The United States Postal Service had been hemorrhaging money ever since customers began switching to email and electronic bill pay, and there seemed to be no end in sight. But that might have changed last night, when the Postal Service defaulted on its debt of $5.5 billion.
And that’s not all. It has another $5 billion coming due in September, and the office says it can’t pay that, either. Suddenly, officials are saying that a drastic restructuring of the mail program may be necessary.
But the post office says it could all be avoided with a vote — a vote the House of Representatives is unwilling to make.
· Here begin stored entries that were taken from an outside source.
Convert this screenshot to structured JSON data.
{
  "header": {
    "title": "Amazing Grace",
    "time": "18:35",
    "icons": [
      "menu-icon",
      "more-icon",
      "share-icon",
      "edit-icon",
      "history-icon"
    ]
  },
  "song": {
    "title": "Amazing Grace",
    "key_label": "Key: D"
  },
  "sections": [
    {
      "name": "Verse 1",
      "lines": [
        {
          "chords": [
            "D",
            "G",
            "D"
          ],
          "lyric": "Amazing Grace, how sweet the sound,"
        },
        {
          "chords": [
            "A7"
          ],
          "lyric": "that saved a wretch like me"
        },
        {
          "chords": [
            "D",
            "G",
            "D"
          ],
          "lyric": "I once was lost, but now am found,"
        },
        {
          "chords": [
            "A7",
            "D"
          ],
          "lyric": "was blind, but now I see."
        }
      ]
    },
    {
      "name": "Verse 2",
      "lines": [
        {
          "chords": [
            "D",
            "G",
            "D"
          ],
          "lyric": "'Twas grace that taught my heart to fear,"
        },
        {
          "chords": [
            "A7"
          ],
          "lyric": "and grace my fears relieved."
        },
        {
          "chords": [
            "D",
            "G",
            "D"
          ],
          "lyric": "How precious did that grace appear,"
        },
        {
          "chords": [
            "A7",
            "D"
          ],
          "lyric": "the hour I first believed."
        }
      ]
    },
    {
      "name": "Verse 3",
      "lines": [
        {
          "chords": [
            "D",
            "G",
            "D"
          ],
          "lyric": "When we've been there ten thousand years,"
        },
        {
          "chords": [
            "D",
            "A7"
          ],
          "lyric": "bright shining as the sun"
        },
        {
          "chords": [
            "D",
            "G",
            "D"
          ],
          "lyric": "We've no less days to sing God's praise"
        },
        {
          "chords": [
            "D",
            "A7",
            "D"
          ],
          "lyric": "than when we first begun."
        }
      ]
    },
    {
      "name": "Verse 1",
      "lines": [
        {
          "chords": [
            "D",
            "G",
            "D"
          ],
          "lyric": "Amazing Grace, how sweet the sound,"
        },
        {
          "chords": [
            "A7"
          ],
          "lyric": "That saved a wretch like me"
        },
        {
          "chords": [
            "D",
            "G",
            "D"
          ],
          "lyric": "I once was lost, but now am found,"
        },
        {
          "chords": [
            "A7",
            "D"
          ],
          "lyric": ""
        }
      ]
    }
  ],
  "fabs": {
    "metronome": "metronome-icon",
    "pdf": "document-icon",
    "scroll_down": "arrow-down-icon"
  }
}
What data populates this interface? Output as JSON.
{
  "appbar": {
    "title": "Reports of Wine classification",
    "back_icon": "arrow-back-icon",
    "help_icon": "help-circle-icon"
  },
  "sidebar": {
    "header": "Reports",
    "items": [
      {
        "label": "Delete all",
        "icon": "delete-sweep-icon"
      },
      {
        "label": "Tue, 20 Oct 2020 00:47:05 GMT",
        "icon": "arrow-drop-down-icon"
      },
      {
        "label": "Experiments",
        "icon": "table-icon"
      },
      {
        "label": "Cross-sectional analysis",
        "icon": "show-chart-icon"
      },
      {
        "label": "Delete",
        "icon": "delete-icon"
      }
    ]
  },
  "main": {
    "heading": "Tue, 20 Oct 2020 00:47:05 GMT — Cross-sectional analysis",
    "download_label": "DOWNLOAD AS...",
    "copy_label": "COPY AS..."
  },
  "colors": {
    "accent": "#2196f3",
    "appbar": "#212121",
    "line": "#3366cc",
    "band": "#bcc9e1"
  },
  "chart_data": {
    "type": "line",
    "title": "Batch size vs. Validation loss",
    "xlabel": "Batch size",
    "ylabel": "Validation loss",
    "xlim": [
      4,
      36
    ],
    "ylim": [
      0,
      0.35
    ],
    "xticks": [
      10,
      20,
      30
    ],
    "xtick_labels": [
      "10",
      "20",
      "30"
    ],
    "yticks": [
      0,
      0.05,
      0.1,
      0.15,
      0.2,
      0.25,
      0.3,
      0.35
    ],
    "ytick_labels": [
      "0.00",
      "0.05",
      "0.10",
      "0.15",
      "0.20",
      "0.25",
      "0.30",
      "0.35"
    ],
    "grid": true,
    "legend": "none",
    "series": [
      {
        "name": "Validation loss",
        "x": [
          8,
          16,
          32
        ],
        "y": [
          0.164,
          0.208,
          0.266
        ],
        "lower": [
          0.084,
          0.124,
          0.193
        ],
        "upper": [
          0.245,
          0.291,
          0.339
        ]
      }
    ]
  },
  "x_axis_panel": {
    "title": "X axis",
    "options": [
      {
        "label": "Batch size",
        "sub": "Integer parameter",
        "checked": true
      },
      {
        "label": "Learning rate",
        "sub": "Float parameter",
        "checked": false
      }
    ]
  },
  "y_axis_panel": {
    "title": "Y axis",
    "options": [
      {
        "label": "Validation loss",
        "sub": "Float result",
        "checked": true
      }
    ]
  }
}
Don Soifer is the executive vice president of The Lexington Institute and executive director of the Consumer Postal Council.
"None of this is going to affect the daily operation of the postal service — for now," Soifer says.
In 2006, Congress required that the Postal Service pay $5.5 billion once a year for ten years as a mandatory prepayment for retired postal workers' health plans.
"If they didn't have to prepay their pension, then the Postal Service still would've lost $5 billion last year, and the postal economics [would still] be in poor shape, and it's still a poor connection to the current postal business plan no matter how you look at it, but it would have provided that relief," Soifer says.
Time is running out, however. As more and more postal service workers are retiring, the pension program will become increasingly strained. This will put even more pressure on the USPS, which has been losing money steadily since the advent of email and online bill payment.
"Sooner or later, in this age of diminishing mail volume and diminishing revenues that the Postal Service is getting from mail volume, these are no longer going to be future payments," Soifer says. "They're going to have to find a way to pay for that one way or another, or there [are] going to be an awful lot of unhappy retirees."
This default highlights the dire straits that the Postal Service currently finds itself in, but no simple solutions seem to be forthcoming. The closure of more remote, rural post offices would deal a blow to communities that often lack broadband internet and rely on the postal service more so than urban populations. Soifer notes that closing these smaller offices wouldn't realize much extra revenue anyways, and would damage those small towns in the process.
"Realistically, the business plan is badly broken," Soifer says. "Any solution is going to have to address both the cost and revenue side. On the cost side, Congress is going to have to stop being part of the problem and find ways to allow the Postal Service to cut its costs to match its business plans in the ways that it feels makes sense.
"But on this other side, the revenue side, we have this massive infrastructure around the United States," Soifer says. "We have more post offices than McDonalds, Starbucks, and Walmarts combined. We need to find ways to leverage that infrastructure to gain new revenue one way or the other, or the plan just isn't going to work."
Comments [5]
Howdy just wanted to give you a quick heads up and let you know a few of the pictures aren't loading correctly. I'm not sure why but
I think its a linking issue. I've tried it in two different web browsers and both show the same outcome.
You would think that a news organization would use a bit more care in identifying the "experts" it presents. Don Soifer's "Council" is just another front for the radical right wing Lexington Institute. He doesn't have any postal expertise, and he certainly doesn't represent "postal customera" or anyone else.
There are plenty of well established organizations that actually work on behalf of mailers, and postal workers. But instead of talking with them you bring in a right wing ideologue. Are you folks working for Fox News now?
I love that the post office has a debt and a surplus. I myself carry around two wallets. One with money in it and one for muggers (just in case.)
Do I have the situation correct?
Frank, I am still excited by The Takeaway.
Every day the show allows me the opportunity to think about different current events and gives me different sides to stories so that I might begin to explore it for myself and know where I stand on a topic that I didn't think about before.
Are you coming to the show already opinionated?
When I began to read your comment, you seemed really knowledgeable about the Post Office and inside conflicts. I was going to have a discussion with you about that. I got distracted by your hammering of the show.
The show gave you a forum to voice your opinion about a topic and you seemed to want to do that and then blame the hosts for not having a good show.
It feels like you came to a party, ate all the shrimp and then complained about a belly ache
"Union busting is an abstract idea. I want to talk about what the Post Office will do in the 21st-century." This is what John said this morning. Well, John, it is the 21st century and this week I received a package I bought on ebay via the USPS, sent express mail because the service and rate were BETTER than available from Fedex, and processed my son's passport at the Post Office. USPS doesn't get ANY government money. They are essentially a private company only going broke because of government regulations designed to drive them into the ground and -- absolutely -- to break the unions. There is nothing abstract about it. You would think the CATO ideologues would be rushing to the defense of this company being destroyed by government regulations but it is their side regulating and the goal is to privatize everything and make sure the underclass in this country has no path whatsoever to the middle.
I was a big fan of John's essay on the Infinite Mind and excited when the Takeaway began. I absolutely cannot stand this show. The interviews are uniformly terrible. Even when the guests are okay, John and Celeste are unprepared and/or grandstanding as in this case.